At times while reading, I found myself wondering why Max didn’t just go along with the doctors’ recommendations to do all the necessary surgeries to make him “totally boy.” Wouldn’t that make things so much easier for him and his relationship with Sylvie?
And yet, the point Tarttelin is trying to make is that Max shouldn’t have to alter his body just because he doesn’t fit into society’s mold. Why should Max have to go through invasive surgeries (that would render him infertile), hormone treatments, and prosthetics (including a pair of fake testicles)? Why can’t Max just be who he is, in the body he was born with?
The reason, according to the doctors, is because if he doesn’t, society won’t know what to do with him. Just look at me and Paul. We like to think of ourselves as relatively open-minded, accepting people, and yet there we were at the burlesque show, desperate to place Lou into a category. We couldn’t accept his/her ambiguity. We wanted, in fact, for Lou to strip down and show us, once and for all, whether he was all boy or all girl. What would we have done if he was both, or neither?
Towards the end of the show, in fact, Ben DeLaCreme announced that Lou was going to come out and do a striptease. “Yay, just what we wanted,” Paul and I said.

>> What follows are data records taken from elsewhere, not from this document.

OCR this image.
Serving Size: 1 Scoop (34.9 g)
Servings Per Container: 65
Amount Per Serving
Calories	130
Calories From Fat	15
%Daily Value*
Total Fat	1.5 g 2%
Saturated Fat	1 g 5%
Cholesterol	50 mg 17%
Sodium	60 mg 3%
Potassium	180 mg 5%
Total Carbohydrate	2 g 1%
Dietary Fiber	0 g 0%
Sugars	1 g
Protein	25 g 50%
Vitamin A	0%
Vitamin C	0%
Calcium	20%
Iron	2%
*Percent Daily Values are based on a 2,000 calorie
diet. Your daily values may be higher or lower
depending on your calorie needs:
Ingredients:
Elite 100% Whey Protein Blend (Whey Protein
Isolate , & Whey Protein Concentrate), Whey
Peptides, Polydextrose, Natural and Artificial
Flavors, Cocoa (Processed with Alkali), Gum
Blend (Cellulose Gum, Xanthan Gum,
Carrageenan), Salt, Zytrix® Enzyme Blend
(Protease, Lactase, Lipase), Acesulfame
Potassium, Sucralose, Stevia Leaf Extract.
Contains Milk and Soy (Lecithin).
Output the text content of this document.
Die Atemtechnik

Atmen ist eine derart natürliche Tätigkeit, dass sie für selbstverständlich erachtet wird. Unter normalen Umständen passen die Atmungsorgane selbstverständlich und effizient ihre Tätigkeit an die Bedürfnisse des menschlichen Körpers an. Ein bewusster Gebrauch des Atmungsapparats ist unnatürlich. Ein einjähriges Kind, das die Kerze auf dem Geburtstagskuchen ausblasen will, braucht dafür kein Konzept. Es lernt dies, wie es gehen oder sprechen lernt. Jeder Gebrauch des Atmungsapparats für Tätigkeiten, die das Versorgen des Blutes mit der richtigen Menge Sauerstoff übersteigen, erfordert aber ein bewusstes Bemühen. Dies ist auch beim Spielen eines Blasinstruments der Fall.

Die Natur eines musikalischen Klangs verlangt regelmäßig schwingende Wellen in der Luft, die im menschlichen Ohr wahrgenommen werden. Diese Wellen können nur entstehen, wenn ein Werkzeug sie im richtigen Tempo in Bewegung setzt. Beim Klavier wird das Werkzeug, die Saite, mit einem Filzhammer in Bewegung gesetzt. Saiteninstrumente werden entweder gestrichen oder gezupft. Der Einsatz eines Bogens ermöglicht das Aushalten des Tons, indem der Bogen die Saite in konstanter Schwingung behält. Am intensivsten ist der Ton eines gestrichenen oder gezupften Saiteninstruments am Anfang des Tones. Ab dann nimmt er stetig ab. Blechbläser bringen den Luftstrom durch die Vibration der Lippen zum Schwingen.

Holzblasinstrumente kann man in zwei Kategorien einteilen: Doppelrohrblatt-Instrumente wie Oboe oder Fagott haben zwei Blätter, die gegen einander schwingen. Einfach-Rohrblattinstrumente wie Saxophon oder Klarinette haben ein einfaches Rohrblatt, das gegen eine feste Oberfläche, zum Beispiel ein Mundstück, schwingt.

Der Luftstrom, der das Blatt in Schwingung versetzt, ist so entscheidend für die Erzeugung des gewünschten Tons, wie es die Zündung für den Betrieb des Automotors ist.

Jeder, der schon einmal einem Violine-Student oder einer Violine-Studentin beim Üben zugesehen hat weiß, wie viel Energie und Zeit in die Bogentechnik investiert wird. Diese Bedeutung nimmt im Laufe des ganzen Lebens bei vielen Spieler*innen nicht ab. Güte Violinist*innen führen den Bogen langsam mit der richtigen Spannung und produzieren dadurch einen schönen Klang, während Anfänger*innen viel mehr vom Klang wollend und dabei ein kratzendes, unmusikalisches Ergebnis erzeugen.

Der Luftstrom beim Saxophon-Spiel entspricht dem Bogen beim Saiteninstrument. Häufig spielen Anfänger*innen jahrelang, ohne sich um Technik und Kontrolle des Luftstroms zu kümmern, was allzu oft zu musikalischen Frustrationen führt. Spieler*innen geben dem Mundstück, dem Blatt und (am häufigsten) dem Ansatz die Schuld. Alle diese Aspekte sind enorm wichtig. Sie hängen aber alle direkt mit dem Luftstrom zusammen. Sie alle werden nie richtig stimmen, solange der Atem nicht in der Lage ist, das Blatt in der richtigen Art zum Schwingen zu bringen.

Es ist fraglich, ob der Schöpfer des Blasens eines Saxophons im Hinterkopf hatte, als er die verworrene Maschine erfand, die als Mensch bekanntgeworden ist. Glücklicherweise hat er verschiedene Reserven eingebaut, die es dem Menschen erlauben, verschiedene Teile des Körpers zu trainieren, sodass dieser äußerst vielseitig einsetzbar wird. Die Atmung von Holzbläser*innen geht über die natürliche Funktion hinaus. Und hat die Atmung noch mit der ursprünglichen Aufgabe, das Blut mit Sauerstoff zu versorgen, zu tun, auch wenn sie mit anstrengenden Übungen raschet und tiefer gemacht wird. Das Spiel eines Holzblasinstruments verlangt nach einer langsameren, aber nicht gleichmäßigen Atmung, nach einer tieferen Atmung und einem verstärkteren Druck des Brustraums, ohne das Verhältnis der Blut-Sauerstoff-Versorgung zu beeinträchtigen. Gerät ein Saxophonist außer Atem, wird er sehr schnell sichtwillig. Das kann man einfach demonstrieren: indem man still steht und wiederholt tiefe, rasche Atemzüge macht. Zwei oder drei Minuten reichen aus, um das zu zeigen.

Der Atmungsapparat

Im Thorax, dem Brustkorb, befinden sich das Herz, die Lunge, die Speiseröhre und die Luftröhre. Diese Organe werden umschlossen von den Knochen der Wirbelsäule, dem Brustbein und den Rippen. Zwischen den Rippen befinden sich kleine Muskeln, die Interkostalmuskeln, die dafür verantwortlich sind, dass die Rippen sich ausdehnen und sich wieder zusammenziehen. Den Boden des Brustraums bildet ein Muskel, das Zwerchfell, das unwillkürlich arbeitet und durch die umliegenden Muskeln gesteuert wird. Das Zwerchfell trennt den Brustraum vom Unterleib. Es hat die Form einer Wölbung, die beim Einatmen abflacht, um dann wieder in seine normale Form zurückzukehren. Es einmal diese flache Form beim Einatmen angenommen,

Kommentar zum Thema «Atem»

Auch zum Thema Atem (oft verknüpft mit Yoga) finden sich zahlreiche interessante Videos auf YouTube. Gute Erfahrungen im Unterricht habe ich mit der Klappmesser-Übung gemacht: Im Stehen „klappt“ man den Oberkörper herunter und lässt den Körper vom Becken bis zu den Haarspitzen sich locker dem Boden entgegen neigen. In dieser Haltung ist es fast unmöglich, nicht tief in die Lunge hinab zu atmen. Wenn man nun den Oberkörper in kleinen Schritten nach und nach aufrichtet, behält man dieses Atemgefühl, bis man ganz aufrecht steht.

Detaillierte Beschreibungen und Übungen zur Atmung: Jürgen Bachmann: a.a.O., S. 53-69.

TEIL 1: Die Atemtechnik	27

Lou danced onto the stage in trousers and suspenders, lip-syncing to a crazy, old Bo Carter song with the lyrics “let me put my banana in your fruit basket and I’ll be satisfied.” When Lou took off his clothes, he was wearing a flesh-colored body suit underneath with a fig leaf painted on the crotch. The joke was that we’d never really know.

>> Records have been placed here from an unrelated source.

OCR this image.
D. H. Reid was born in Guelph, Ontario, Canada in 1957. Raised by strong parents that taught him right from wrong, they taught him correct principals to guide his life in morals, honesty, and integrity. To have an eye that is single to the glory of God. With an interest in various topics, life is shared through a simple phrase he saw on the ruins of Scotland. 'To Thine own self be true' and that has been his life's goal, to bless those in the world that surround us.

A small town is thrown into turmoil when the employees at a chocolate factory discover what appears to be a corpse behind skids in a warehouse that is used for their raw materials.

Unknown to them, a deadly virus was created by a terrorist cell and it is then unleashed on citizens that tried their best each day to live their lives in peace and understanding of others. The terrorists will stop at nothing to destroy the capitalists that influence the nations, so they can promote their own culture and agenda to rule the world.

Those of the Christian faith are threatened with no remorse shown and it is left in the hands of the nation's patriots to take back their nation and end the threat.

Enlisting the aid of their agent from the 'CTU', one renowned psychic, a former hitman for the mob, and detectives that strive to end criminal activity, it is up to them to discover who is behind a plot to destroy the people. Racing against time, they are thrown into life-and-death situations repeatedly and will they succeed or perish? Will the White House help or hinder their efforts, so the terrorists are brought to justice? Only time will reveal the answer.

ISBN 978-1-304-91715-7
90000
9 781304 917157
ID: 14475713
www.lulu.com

And the point of Golden Boy is that it shouldn’t matter what Lou has between his/her legs. Well, no, not exactly. It does matter. Sex and sexuality matter greatly, and one of the mistakes Max’s parents made was trying to ignore Max’s situation and pretend like it wasn’t a big deal.
What truly shouldn’t matter is the category. Where we make the mistake is in insisting that everyone belongs in one group or the other. In an interview with Goodreads, Tarttelin says about the novel, “I could explore gender through the eyes of someone who had no need to define themselves as either male or female, but was pressured to do so by their family and community”. She placed Max in “‘average’ community and a loving family” because “I often feel characters with alternative genders and sexualities are treated as outsiders in art, when in fact they are us, and they belong inside our communities. I wanted Golden Boy to take place in a town that readers could see as their own town”.
Her book is a plea to society: let Max be Max and Lou be Lou. Stop trying to strip them down, examine them, and force them into a category. It’s hard for us to understand sometimes, but we have to work on accepting people and loving them for exactly who they are.